Invariant learning on graphs is essential for uncovering causal relationships in complex phenomena. However, most research has focused on homogeneous information networks with single node and edge types, ignoring the rich heterogeneity of real-world systems. Additionally, many invariant learning methods rely on labeled data and the design of complex graph augmentation or contrastive sampling algorithms, requiring domain-specific expertise or substantial human resources, making them difficult to implement in practical applications. To overcome these limitations, we propose a Generative-Contrastive Collaborative Self-Supervised Learning (GCCS) framework. This framework combines the ability of generative learning to mine supervisory signals from the data itself with the capacity of contrastive learning to learn invariant representations, enabling self-supervised learning of invariant causal representations from heterogeneous information networks (HINs). Specifically, generative self-supervised learning (SSL) constructs meta-path aware adjacency matrices and performs a mask-reconstruct operation, while contrastive SSL refines the learned representations by enforcing similarity and consensus constraints across different views. This joint optimization captures invariant causal features, enhancing the model’s robustness. Extensive experiments on three real-world HINs datasets demonstrate that GCCS outperforms state-of-the-art baselines, particularly in noisy and complex environments, showcasing its superior performance and robustness for self-supervised learning in heterogeneous graph structures.

查看原文本刊更多论文

异构信息网络中不变因果表示的自监督学习

图上的不变量学习对于揭示复杂现象中的因果关系至关重要。然而，大多数研究都集中在具有单一节点和边缘类型的同质信息网络上，忽视了现实世界系统的丰富异质性。此外，许多不变学习方法依赖于标记数据和复杂图增强或对比采样算法的设计，需要特定领域的专业知识或大量的人力资源，这使得它们难以在实际应用中实现。为了克服这些限制，我们提出了一个生成-对比协作自监督学习（GCCS）框架。该框架结合了从数据本身挖掘监督信号的生成学习能力和学习不变表示的对比学习能力，从而实现了从异构信息网络（HINs）中对不变因果表示的自监督学习。具体来说，生成式自监督学习（SSL）构建元路径感知邻接矩阵并执行掩模重构操作，而对比式SSL通过在不同视图之间强制相似性和一致性约束来改进学习到的表示。这种联合优化捕获了不变的因果特征，增强了模型的鲁棒性。在三个真实世界的HINs数据集上进行的大量实验表明，GCCS优于最先进的基线，特别是在嘈杂和复杂的环境中，展示了其在异构图结构中自监督学习的优越性能和鲁棒性。

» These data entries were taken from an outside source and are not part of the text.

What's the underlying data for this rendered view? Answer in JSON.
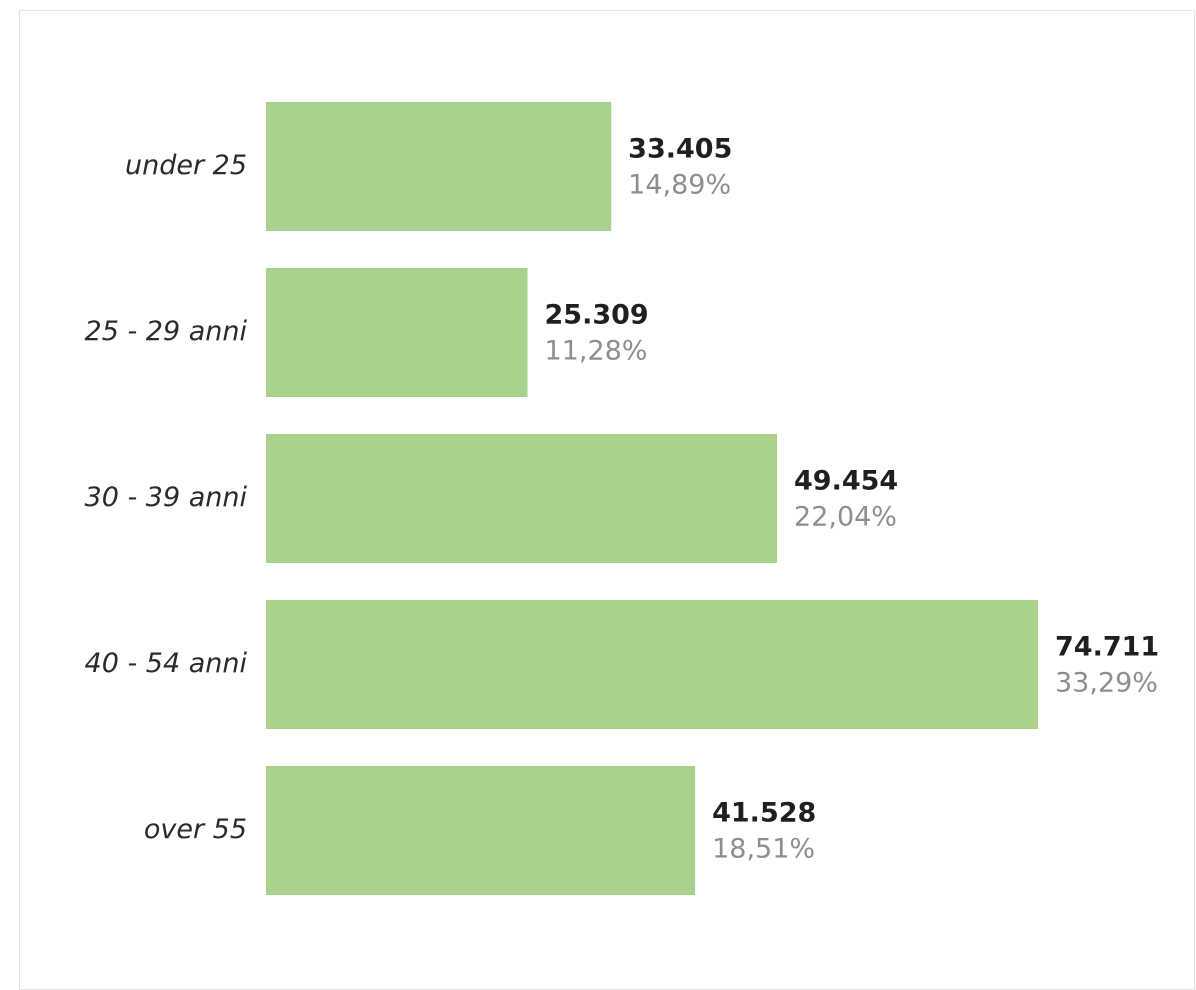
{
  "chart_data": {
    "type": "bar",
    "orientation": "horizontal",
    "categories": [
      "under 25",
      "25 - 29 anni",
      "30 - 39 anni",
      "40 - 54 anni",
      "over 55"
    ],
    "values": [
      33405,
      25309,
      49454,
      74711,
      41528
    ],
    "value_labels": [
      "33.405",
      "25.309",
      "49.454",
      "74.711",
      "41.528"
    ],
    "percent_labels": [
      "14,89%",
      "11,28%",
      "22,04%",
      "33,29%",
      "18,51%"
    ],
    "title": "",
    "xlabel": "",
    "ylabel": "",
    "xlim": [
      0,
      74711
    ],
    "grid": false,
    "legend": "none",
    "bar_color": "#a9d18e"
  }
}
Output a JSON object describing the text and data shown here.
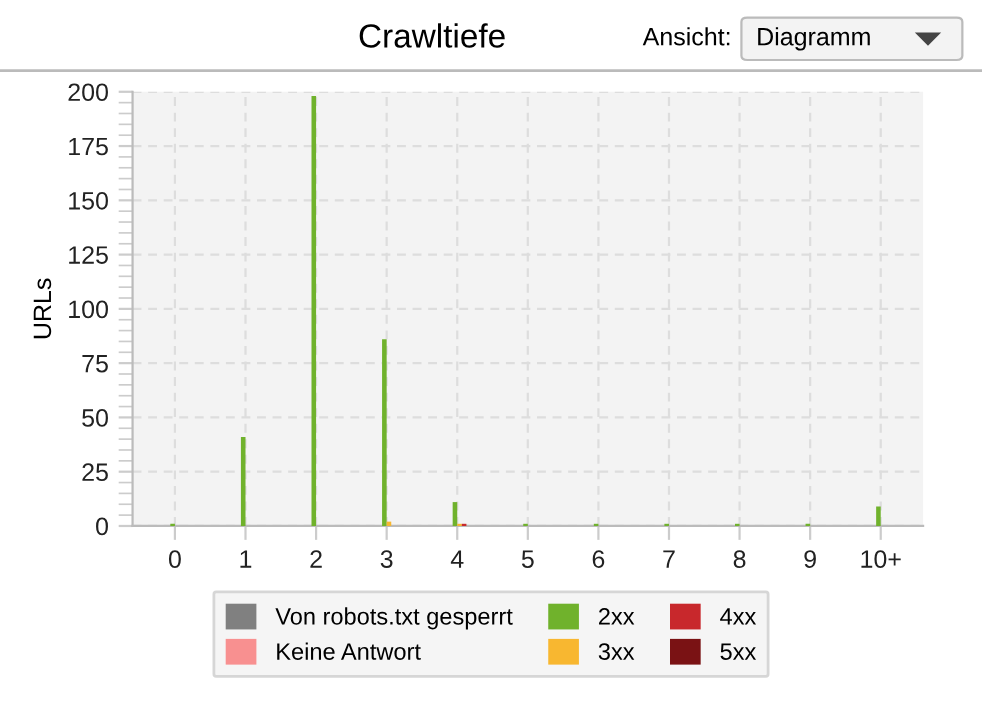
{
  "chart_data": {
    "type": "bar",
    "title": "Crawltiefe",
    "ylabel": "URLs",
    "annotations": [
      "Ansicht:",
      "Diagramm"
    ],
    "categories": [
      "0",
      "1",
      "2",
      "3",
      "4",
      "5",
      "6",
      "7",
      "8",
      "9",
      "10+"
    ],
    "series": [
      {
        "name": "Von robots.txt gesperrt",
        "color": "#808080",
        "values": [
          0,
          0,
          0,
          0,
          0,
          0,
          0,
          0,
          0,
          0,
          0
        ]
      },
      {
        "name": "Keine Antwort",
        "color": "#f89090",
        "values": [
          0,
          0,
          0,
          0,
          0,
          0,
          0,
          0,
          0,
          0,
          0
        ]
      },
      {
        "name": "2xx",
        "color": "#70b22c",
        "values": [
          1,
          41,
          198,
          86,
          11,
          1,
          1,
          1,
          1,
          1,
          9
        ]
      },
      {
        "name": "3xx",
        "color": "#f8b730",
        "values": [
          0,
          0,
          0,
          2,
          1,
          0,
          0,
          0,
          0,
          0,
          0
        ]
      },
      {
        "name": "4xx",
        "color": "#c8282c",
        "values": [
          0,
          0,
          0,
          0,
          1,
          0,
          0,
          0,
          0,
          0,
          0
        ]
      },
      {
        "name": "5xx",
        "color": "#7a1214",
        "values": [
          0,
          0,
          0,
          0,
          0,
          0,
          0,
          0,
          0,
          0,
          0
        ]
      }
    ],
    "ylim": [
      0,
      200
    ],
    "yticks": [
      0,
      25,
      50,
      75,
      100,
      125,
      150,
      175,
      200
    ],
    "grid": true,
    "legend": "bottom"
  }
}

本文章由计算机程序翻译，如有差异，请以英文原文为准。

求助全文

约1分钟内获得全文求助全文

来源期刊

Information Fusion 工程技术-计算机：理论方法

CiteScore

33.20

自引率

4.30%

发文量

161

审稿时长

7.9 months

期刊介绍： Information Fusion serves as a central platform for showcasing advancements in multi-sensor, multi-source, multi-process information fusion, fostering collaboration among diverse disciplines driving its progress. It is the leading outlet for sharing research and development in this field, focusing on architectures, algorithms, and applications. Papers dealing with fundamental theoretical analyses as well as those demonstrating their application to real-world problems will be welcome.